Конечно, алкоголь не помог. Он только обострил все, сделал воспоминания ярче, четче, объемнее, а чувства… Моя нервная система, как я ни старался держать себя в руках, за эти две недели сильно расшаталась. Я почти не спал и почти не ел. Врожденная бледность стала как никогда заметной.

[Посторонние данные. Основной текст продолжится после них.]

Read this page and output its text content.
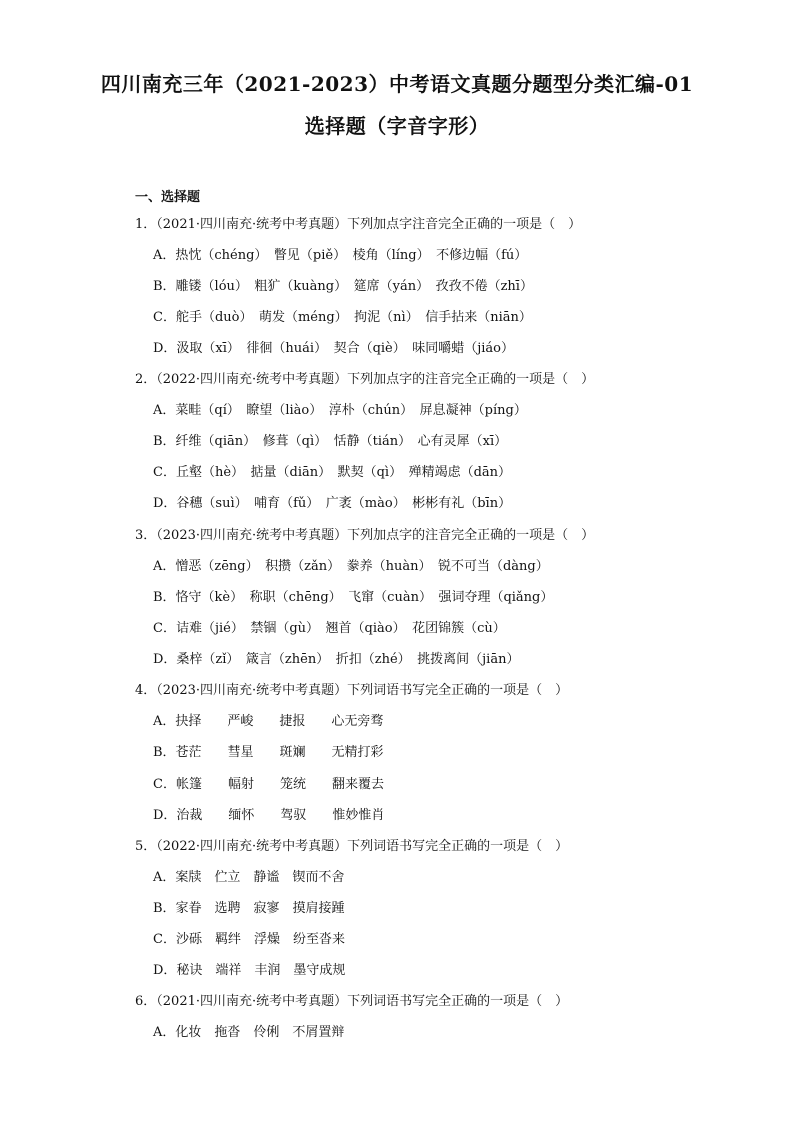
四川南充三年（2021-2023）中考语文真题分题型分类汇编-01
选择题（字音字形）
一、选择题
1．（2021·四川南充·统考中考真题）下列加点字注音完全正确的一项是（　）
A．热忱（chéng）　瞥见（piě）　棱角（líng）　不修边幅（fú）
B．雕镂（lóu）　粗犷（kuàng）　筵席（yán）　孜孜不倦（zhī）
C．舵手（duò）　萌发（méng）　拘泥（nì）　信手拈来（niān）
D．汲取（xī）　徘徊（huái）　契合（qiè）　味同嚼蜡（jiáo）
2．（2022·四川南充·统考中考真题）下列加点字的注音完全正确的一项是（　）
A．菜畦（qí）　瞭望（liào）　淳朴（chún）　屏息凝神（píng）
B．纤维（qiān）　修葺（qì）　恬静（tián）　心有灵犀（xī）
C．丘壑（hè）　掂量（diān）　默契（qì）　殚精竭虑（dān）
D．谷穗（suì）　哺育（fǔ）　广袤（mào）　彬彬有礼（bīn）
3．（2023·四川南充·统考中考真题）下列加点字的注音完全正确的一项是（　）
A．憎恶（zēng）　积攒（zǎn）　豢养（huàn）　锐不可当（dàng）
B．恪守（kè）　称职（chēng）　飞窜（cuàn）　强词夺理（qiǎng）
C．诘难（jié）　禁锢（gù）　翘首（qiào）　花团锦簇（cù）
D．桑梓（zǐ）　箴言（zhēn）　折扣（zhé）　挑拨离间（jiān）
4．（2023·四川南充·统考中考真题）下列词语书写完全正确的一项是（　）
A．抉择　　严峻　　捷报　　心无旁骛
B．苍茫　　彗星　　斑斓　　无精打彩
C．帐篷　　幅射　　笼统　　翻来覆去
D．治裁　　缅怀　　驾驭　　惟妙惟肖
5．（2022·四川南充·统考中考真题）下列词语书写完全正确的一项是（　）
A．案牍　伫立　静谧　锲而不舍
B．家眷　选聘　寂寥　摸肩接踵
C．沙砾　羁绊　浮燥　纷至沓来
D．秘诀　端祥　丰润　墨守成规
6．（2021·四川南充·统考中考真题）下列词语书写完全正确的一项是（　）
A．化妆　拖沓　伶俐　不屑置辩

Я каждый день раз за разом собирал все воспоминания по крупинкам, воспроизводя мельчайшие детали от нежно-розовых лепестков сакуры при нашей первой встрече, до длинны ее красного платья в тот день, которое действительно не было так им уж коротким… Как испанский бык набросился на эту красную тряпку… Я был так виноват, так виноват…
Вместе с ней из жизни ушла и какая-то часть меня самого. Преподаватели неодобрительно цокали с резко упавшего качества моих работ, но ставили зачет, видимо из жалости… Если раньше я мог рисовать в любом состоянии в любой момент времени, то теперь я старался не брать в руки даже обычной ручки, чтобы что-то записать.
Пьяный, с плохо слушавшимся телом, я шел по улицам Токио, не в силах отогнать от себя воспоминания. Я слышал ее голос, видел перед собой ее глаза и… макушку с высоким хвостом светлых волос, прыгавшим от быстрого бега… Я понимал, что начинаю сходить с ума. Остановить это, судя по учебникам психологии, можно было только одним способом: выговориться, излить душу, не держать в себе…
И тогда, твердо решив избавиться от всего этого, я пошел к своим единственным друзьям: краскам и холсту.
До Академии я добрался без проблем. Триместр закончился и сейчас, ночью, в школе был только старичок-сторож, который наверняка спит в такое время.
Мастерская располагалась на первом этаже. Я ломал голову над тем, как проникнуть внутрь, но мне повезло: одно из окон было не до конца закрыто, так что я смог открыть его и влезть внутрь.
В помещении было чисто убрано: вымыт пол, мольберты расставлены у стены, чистые холсты сложены в стопку. Я вынес один мольберт на центр аудитории, поставил на него новый холст, нашел в шкафу карандаши и краски. Карандаши пришлось заточить, и я несколько раз сильно порезался канцелярским ножом. Потом попытался сделать наброски, но… Что я должен был написать? Ее портрет? Свой? Нашу историю? Или ту лужу крови, которая не покидала мои кошмары?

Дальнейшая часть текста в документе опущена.